🤖 AI Summary
Traditional wildlife density monitoring methods—including capture–recapture, distance sampling, and camera trapping—suffer from labor intensity, limited spatial coverage, or bias toward nocturnal activity. To address these limitations, this study proposes a non-intrusive, drone-based dual-modality (thermal infrared and RGB) remote sensing approach for roe deer density estimation in the southeastern Austrian Alps. We introduce an innovative sampling framework: a 350-m grid overlaid with randomized flight headings, enabling multi-drone coordination and large-scale, low-altitude (60 m) surveys within a single day. Density estimation integrates manual annotation, naive area-based extrapolation, bootstrapping, and a zero-inflated negative binomial model, validated against independent camera trap data and random encounter modeling.
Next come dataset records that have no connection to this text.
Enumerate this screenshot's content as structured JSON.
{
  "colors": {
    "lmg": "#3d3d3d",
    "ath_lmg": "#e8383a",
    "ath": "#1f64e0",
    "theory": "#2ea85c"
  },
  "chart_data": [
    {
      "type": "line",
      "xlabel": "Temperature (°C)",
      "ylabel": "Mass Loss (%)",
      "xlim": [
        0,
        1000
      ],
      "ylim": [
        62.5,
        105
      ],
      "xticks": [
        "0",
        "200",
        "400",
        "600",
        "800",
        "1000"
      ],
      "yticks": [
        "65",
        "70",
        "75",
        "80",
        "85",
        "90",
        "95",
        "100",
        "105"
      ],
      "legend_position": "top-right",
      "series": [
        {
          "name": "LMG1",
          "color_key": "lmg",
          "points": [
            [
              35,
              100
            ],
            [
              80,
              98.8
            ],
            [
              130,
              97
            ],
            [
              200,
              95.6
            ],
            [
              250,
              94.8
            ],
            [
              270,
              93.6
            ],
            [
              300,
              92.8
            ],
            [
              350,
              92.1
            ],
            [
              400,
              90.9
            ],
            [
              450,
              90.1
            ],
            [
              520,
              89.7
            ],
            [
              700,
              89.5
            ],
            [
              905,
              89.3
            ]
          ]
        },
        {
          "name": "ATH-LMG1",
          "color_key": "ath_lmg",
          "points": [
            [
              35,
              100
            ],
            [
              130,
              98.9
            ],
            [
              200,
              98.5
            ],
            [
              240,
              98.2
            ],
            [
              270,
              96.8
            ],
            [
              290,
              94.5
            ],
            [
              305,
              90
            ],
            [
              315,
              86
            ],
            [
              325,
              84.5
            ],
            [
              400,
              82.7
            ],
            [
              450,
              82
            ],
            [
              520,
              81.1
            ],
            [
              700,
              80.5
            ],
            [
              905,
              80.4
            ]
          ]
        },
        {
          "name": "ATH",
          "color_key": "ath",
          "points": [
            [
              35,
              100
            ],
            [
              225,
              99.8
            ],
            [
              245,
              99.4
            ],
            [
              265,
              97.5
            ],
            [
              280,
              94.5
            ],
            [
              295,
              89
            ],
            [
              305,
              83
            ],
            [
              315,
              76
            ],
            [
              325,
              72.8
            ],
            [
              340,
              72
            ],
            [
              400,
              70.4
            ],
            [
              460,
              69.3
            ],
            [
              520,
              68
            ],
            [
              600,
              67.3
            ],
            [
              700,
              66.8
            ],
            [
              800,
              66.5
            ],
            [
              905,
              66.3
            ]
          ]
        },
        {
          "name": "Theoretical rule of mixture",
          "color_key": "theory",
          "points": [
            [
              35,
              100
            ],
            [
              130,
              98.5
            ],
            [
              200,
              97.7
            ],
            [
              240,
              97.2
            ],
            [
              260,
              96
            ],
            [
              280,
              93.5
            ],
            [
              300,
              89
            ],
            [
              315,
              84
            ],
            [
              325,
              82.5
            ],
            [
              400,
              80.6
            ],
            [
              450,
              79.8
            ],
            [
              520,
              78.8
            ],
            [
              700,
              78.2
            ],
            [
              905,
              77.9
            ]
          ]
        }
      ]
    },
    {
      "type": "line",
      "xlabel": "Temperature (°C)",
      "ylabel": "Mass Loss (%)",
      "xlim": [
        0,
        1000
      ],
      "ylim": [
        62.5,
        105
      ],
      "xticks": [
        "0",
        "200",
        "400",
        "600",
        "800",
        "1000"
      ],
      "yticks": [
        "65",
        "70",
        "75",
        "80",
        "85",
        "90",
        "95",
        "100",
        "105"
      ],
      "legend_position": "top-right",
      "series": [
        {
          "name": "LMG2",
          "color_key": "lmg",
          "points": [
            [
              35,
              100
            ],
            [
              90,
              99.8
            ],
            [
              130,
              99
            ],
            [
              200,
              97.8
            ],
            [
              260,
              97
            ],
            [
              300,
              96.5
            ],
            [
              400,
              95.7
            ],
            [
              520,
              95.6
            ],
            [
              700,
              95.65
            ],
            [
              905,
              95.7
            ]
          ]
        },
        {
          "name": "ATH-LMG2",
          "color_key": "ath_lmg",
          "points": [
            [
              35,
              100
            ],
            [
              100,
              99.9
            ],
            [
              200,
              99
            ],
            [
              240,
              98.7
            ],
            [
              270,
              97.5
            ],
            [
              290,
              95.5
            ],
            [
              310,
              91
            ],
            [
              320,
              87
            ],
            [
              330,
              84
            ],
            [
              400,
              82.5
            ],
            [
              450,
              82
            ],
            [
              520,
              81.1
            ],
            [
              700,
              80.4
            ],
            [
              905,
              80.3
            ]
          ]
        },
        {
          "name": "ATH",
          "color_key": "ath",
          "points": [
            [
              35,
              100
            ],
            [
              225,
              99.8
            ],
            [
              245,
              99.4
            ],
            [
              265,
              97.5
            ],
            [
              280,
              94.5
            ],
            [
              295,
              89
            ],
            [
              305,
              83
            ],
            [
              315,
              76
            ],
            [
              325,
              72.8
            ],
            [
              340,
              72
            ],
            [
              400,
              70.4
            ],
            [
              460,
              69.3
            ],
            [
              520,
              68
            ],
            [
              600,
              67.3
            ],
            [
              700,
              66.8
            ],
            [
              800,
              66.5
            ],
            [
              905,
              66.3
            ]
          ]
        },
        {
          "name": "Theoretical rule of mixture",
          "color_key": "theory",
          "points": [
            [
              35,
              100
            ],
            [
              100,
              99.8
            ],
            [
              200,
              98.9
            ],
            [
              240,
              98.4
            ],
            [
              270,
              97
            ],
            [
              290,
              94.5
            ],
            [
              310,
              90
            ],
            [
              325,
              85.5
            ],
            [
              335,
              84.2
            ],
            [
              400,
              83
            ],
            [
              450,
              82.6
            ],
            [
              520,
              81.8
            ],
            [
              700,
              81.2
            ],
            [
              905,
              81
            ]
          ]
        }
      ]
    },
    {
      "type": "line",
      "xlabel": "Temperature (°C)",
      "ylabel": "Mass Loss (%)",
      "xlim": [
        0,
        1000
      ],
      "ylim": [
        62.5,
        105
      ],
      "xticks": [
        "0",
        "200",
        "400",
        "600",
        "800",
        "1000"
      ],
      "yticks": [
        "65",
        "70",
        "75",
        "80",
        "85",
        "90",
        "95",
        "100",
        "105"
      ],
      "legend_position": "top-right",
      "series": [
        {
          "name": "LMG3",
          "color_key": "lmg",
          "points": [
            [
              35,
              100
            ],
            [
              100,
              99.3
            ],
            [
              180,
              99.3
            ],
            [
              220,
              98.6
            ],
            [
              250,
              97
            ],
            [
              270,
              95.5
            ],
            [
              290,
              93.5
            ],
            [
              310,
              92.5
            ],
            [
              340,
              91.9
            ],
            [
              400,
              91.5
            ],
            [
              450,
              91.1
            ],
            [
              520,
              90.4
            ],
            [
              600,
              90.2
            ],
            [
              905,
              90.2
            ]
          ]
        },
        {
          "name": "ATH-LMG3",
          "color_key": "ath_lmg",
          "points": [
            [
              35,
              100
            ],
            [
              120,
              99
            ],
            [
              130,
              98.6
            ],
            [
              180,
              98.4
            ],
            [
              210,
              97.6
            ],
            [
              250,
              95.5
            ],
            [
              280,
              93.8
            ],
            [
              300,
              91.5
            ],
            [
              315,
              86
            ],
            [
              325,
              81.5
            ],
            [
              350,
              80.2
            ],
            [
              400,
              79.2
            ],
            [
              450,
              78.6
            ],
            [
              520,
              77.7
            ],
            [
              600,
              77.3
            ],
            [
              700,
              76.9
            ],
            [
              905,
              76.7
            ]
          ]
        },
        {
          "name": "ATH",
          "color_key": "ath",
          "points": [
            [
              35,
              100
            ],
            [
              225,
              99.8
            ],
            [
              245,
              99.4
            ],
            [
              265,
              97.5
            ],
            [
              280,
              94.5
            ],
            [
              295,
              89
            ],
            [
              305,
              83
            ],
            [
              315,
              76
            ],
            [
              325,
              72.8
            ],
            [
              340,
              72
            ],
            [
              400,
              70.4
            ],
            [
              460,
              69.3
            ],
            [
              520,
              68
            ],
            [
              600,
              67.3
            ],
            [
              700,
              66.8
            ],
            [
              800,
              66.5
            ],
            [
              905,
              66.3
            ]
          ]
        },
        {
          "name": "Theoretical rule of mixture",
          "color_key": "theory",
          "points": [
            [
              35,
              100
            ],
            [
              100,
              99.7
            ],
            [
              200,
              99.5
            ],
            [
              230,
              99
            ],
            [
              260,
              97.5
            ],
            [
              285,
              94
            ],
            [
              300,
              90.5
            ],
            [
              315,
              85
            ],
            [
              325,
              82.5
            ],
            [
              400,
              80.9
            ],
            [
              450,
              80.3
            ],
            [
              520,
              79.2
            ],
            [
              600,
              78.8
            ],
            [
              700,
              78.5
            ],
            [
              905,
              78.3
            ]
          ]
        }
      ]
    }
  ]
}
Results indicate that drone-derived densities consistently exceed camera trap estimates, better capturing diurnal activity in open and ecotonal habitats. The method demonstrates high temporal resolution, broad spatial coverage, and strong scalability.
📝 Abstract
We use unmanned aerial drones to estimate wildlife density in southeastern Austria and compare these estimates to camera trap data. Traditional methods like capture-recapture, distance sampling, or camera traps are well-established but labour-intensive or spatially constrained. Using thermal (IR) and RGB imagery, drones enable efficient, non-intrusive animal counting. Our surveys were conducted during the leafless period on single days in October and November 2024 in three areas of a sub-Illyrian hill and terrace landscape. Flight transects were based on predefined launch points using a 350 m grid and an algorithm that defined the direction of systematically randomized transects. This setup allowed surveying large areas in one day using multiple drones, minimizing double counts. Flight altitude was set at 60 m to avoid disturbing roe deer (Capreolus capreolus) while ensuring detection. Animals were manually annotated in the recorded imagery and extrapolated to densities per square kilometer. We applied three extrapolation methods with increasing complexity: naive area-based extrapolation, bootstrapping, and zero-inflated negative binomial modelling. For comparison, a Random Encounter Model (REM) estimate was calculated using camera trap data from the flight period. The drone-based methods yielded similar results, generally showing higher densities than REM, except in one area in October. We hypothesize that drone-based density reflects daytime activity in open and forested areas, while REM estimates average activity over longer periods within forested zones. Although both approaches estimate density, they offer different perspectives on wildlife presence. Our results show that drones offer a promising, scalable method for wildlife density estimation.